A universal implementation of radiative effects in neutrino event generators

Due to the similarities between electron-nucleus (eA) and neutrino-nucleus scattering (νA), eA data can contribute key information to improve cross-section modeling in eA and hence in νA event generators. However, to compare data and generated events, either the data must be radiatively corrected or radiative effects need to be included in the event generators. We implemented a universal radiative corrections program that can be used with all reaction mechanisms and any eA event generator. Our program includes real photon radiation by the incident and scattered electrons, and virtual photon exchange and photon vacuum polarization diagrams. It uses the “extended peaking” approximation for electron radiation and neglects charged hadron radiation. This method, validated with GENIE, can also be extended to simulate νA radiative effects. This work facilitates data-event-generator comparisons used to improve νA event generators for the next-generation of neutrino experiments. Program summary: Program Title: emMCRadCorr CPC Library link to program files: https://doi.org/10.17632/hmsxg82vnf.1 Developer's repository link: https://github.com/e4nu/emMCRadCorr Licensing provisions: AGPLv3 Programming language: C++ Nature of problem: Radiative effects can significantly modify the event kinematics and the resulting cross-sections.

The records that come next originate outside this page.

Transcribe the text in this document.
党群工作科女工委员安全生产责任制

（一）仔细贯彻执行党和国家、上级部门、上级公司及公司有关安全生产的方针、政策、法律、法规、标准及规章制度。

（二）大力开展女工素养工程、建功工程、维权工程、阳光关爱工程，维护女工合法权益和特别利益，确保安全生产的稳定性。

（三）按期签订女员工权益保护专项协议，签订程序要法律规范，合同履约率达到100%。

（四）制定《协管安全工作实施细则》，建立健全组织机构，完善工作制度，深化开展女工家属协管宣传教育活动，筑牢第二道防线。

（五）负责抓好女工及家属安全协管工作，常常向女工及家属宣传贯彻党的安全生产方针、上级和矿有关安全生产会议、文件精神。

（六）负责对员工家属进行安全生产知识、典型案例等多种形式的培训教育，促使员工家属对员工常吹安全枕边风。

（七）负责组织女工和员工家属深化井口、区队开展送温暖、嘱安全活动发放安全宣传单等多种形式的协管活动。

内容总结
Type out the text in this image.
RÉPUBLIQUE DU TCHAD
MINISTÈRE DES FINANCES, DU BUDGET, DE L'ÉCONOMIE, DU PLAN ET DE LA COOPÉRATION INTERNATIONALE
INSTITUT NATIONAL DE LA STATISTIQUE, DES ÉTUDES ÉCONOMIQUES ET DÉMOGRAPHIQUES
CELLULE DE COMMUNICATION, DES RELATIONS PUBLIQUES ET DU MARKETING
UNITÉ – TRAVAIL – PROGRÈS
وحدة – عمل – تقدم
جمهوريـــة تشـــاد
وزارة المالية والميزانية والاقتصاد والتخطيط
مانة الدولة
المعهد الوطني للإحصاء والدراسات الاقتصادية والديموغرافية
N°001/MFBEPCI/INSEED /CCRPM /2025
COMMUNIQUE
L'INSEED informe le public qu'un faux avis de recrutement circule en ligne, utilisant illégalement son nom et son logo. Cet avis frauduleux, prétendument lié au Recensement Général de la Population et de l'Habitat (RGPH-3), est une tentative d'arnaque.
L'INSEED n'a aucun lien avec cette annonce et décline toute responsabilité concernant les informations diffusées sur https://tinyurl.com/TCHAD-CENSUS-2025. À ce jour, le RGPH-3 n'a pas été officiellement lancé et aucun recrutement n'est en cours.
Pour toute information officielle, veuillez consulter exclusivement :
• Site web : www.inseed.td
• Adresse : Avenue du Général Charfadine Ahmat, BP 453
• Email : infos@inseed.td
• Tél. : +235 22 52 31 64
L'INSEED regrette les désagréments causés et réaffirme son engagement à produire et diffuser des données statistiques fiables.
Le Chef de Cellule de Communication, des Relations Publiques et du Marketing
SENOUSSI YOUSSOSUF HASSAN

Such effects must be accounted for when comparing event generators to eA data. Existing radiative correction codes are tailored to specific processes and topologies, and are limited to a restricted phase space defined by the spectrometer acceptance. Therefore, a more general approach is required to apply radiative corrections to semi-inclusive and exclusive eA measurements. Solution method: Our program incorporates real photon radiation from both the incident and scattered electrons, as well as virtual photon exchange and photon vacuum polarization effects. It employs the “extended peaking” approximation for electron radiation while neglecting contributions from charged hadron radiation. The code is fully decoupled from event generator codes and can be used for all event generators in the market.